Cystoscopy Remains Best Method for Surveillance of Patients with Bladder Cancer
By CancerConsultants.com
Researchers from the M. D. Anderson Cancer Center have reported that cystoscopy alone remains the most cost-effective method of detecting recurrent superficial bladder cancer. The details of this study were presented at the 2010 American Society of Clinical Oncology Genitourinary Cancers Symposium March 5-7 in San Francisco.[1]
Bladder cancer is common; approximately 55,000 new cases are diagnosed in the United States each year. Superficial bladder cancer refers to cancer that has not spread to muscles of the bladder or nearby lymph nodes. Recurrence of superficial bladder cancer is common and often involves cancer invading the muscle of the bladder. Surgery is then required to remove the cancer.
Patients who have undergone initial treatment for superficial bladder cancer often receive follow-up cystoscopies to detect a recurrence. A less invasive way to detect bladder cancer recurrence is urinary cytology. However, cystoscopy misses a fairly high proportion of low-grade (less aggressive) cancers. Given the limitations of both procedures, researchers are exploring tests that are less invasive than cystoscopy and more accurate than urinary cytology. There have been several candidate tests for screening for bladder cancer.
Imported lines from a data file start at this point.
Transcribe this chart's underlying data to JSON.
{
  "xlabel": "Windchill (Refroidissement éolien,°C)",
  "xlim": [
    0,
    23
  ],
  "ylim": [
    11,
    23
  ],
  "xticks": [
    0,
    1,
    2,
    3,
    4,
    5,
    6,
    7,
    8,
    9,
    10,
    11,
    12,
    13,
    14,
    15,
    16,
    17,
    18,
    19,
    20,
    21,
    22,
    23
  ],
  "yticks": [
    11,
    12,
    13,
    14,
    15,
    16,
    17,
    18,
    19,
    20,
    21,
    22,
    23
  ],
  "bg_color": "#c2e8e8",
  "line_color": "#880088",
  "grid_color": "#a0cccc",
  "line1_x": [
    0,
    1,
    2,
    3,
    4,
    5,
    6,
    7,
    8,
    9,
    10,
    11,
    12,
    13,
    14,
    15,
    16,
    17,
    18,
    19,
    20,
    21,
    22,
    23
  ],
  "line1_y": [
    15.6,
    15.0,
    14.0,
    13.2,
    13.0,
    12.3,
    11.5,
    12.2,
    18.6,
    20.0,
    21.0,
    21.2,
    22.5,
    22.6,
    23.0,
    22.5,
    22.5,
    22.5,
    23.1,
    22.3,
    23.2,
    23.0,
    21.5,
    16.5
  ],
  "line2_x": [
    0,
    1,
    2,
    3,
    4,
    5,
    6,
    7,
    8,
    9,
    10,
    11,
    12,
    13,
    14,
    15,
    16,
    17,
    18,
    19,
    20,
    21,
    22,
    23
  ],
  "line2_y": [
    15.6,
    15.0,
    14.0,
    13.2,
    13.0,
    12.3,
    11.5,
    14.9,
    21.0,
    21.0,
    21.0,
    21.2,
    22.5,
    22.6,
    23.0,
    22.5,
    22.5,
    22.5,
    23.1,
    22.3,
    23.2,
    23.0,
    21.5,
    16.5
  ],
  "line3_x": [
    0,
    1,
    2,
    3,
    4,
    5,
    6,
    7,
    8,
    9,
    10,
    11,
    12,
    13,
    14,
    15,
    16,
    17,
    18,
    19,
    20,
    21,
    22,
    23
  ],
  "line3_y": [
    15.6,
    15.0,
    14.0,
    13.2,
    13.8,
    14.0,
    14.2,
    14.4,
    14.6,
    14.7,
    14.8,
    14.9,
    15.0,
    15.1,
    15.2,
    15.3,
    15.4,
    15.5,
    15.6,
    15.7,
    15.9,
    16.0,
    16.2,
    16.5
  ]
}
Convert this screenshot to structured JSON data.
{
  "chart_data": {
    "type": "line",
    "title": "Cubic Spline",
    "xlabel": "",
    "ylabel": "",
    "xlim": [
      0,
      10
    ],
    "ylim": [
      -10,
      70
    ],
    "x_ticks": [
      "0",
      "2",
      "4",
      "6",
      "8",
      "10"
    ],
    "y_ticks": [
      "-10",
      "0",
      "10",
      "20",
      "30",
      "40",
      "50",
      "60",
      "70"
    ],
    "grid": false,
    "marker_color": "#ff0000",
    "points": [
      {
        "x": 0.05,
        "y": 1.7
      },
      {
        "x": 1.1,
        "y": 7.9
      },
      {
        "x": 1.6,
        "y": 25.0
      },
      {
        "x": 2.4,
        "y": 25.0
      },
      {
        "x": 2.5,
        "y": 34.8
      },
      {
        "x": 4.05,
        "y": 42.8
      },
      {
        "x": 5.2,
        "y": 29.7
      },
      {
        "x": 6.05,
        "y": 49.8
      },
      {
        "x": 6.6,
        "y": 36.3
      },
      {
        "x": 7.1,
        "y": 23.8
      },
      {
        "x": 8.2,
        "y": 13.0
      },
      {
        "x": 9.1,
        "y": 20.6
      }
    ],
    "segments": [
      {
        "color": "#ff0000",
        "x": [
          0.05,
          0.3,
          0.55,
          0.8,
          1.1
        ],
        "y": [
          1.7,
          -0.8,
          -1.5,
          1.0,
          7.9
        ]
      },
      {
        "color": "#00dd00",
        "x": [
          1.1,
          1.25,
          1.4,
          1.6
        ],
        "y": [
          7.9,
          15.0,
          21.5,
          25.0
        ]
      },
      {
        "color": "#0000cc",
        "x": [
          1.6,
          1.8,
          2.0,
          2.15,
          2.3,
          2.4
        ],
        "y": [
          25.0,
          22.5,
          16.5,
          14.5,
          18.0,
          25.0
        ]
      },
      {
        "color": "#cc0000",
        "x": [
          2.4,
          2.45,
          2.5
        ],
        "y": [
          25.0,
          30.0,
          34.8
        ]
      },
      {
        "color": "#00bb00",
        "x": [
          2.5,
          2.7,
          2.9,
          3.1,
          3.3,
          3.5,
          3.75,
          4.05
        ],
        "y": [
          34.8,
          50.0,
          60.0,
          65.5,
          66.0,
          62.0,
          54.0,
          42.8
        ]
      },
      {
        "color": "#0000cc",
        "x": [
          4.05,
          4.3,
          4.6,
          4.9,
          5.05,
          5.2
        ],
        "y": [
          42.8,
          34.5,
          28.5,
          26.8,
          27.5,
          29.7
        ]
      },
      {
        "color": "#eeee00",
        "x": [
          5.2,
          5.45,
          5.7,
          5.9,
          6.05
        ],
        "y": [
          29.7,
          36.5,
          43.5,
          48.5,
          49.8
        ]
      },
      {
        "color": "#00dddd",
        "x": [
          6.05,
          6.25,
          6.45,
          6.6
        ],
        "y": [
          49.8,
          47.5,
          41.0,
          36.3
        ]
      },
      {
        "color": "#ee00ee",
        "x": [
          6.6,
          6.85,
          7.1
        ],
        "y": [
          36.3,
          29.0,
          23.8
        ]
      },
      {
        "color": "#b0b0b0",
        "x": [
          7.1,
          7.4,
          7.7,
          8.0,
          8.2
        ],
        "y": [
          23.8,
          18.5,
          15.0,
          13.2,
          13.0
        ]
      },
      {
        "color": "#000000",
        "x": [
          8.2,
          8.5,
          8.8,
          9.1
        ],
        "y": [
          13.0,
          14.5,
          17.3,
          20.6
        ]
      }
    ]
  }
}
One such FDA-approved test measures nuclear matrix proteins and is called NMP22 BladderChek®. UroVysion™ is another test that was approved in 2001 to be used in conjunction with cystoscopy for the monitoring of a recurrence in patients with bladder cancer. UroVysion™ is a DNA probe assay that utilizes fluorescence in situ hybridization (FISH) methods for detecting genetic changes in bladder cells from urine specimens.
The current study was carried out to determine the relative costs of several approaches to screening for recurrent superficial bladder cancer. Two-hundred patients in this study underwent cystoscopy, cytology, NMP22 Bladder Chek, and FISH UroVysion testing. These authors evaluated five different strategies:
- Transurethral resection of a bladder tumor (TURBT) for positive cystoscopies
- TURBT for positive cystoscopy or NMP22 testing
- TURBT for positive cystoscopy or FISH Urovysion testing
- TURBT for positive cystoscopy or positive NMP22 testing “confirmed” by positive Urovysion testing
- TURBT for positive cystoscopy or positive NMP22 testing “confirmed” by positive Urovysion testing
There were 13 patients in this study with recurrent superficial bladder cancer. Cystoscopy detected all 13 recurrences. The costs for the five strategies per tumor detected were:
- $7,692
- $12,000
- $26,500
- $11,800
- $21,300
These authors concluded that cystoscopy alone was the most cost-effective method of detecting recurrent superficial bladder cancer. They concluded: “The addition of urinary markers adds to cost, without increase in tumor detection.”
Comments: This is an important study given the fact that cytology and the NMP22 and FISA Urovysion appear to be widely used techniques for detecting recurrent bladder cancer. These results will need to be validated by other investigators.
Reference:
[1] Karam JA, Shah JB, Kader AK, et al. Prospective trial to identify optimal bladder cancer surveillance protocol: Reducing costs while maximizing sensitivity. 2010 Genitourinary Cancers Symposium; abstract 275.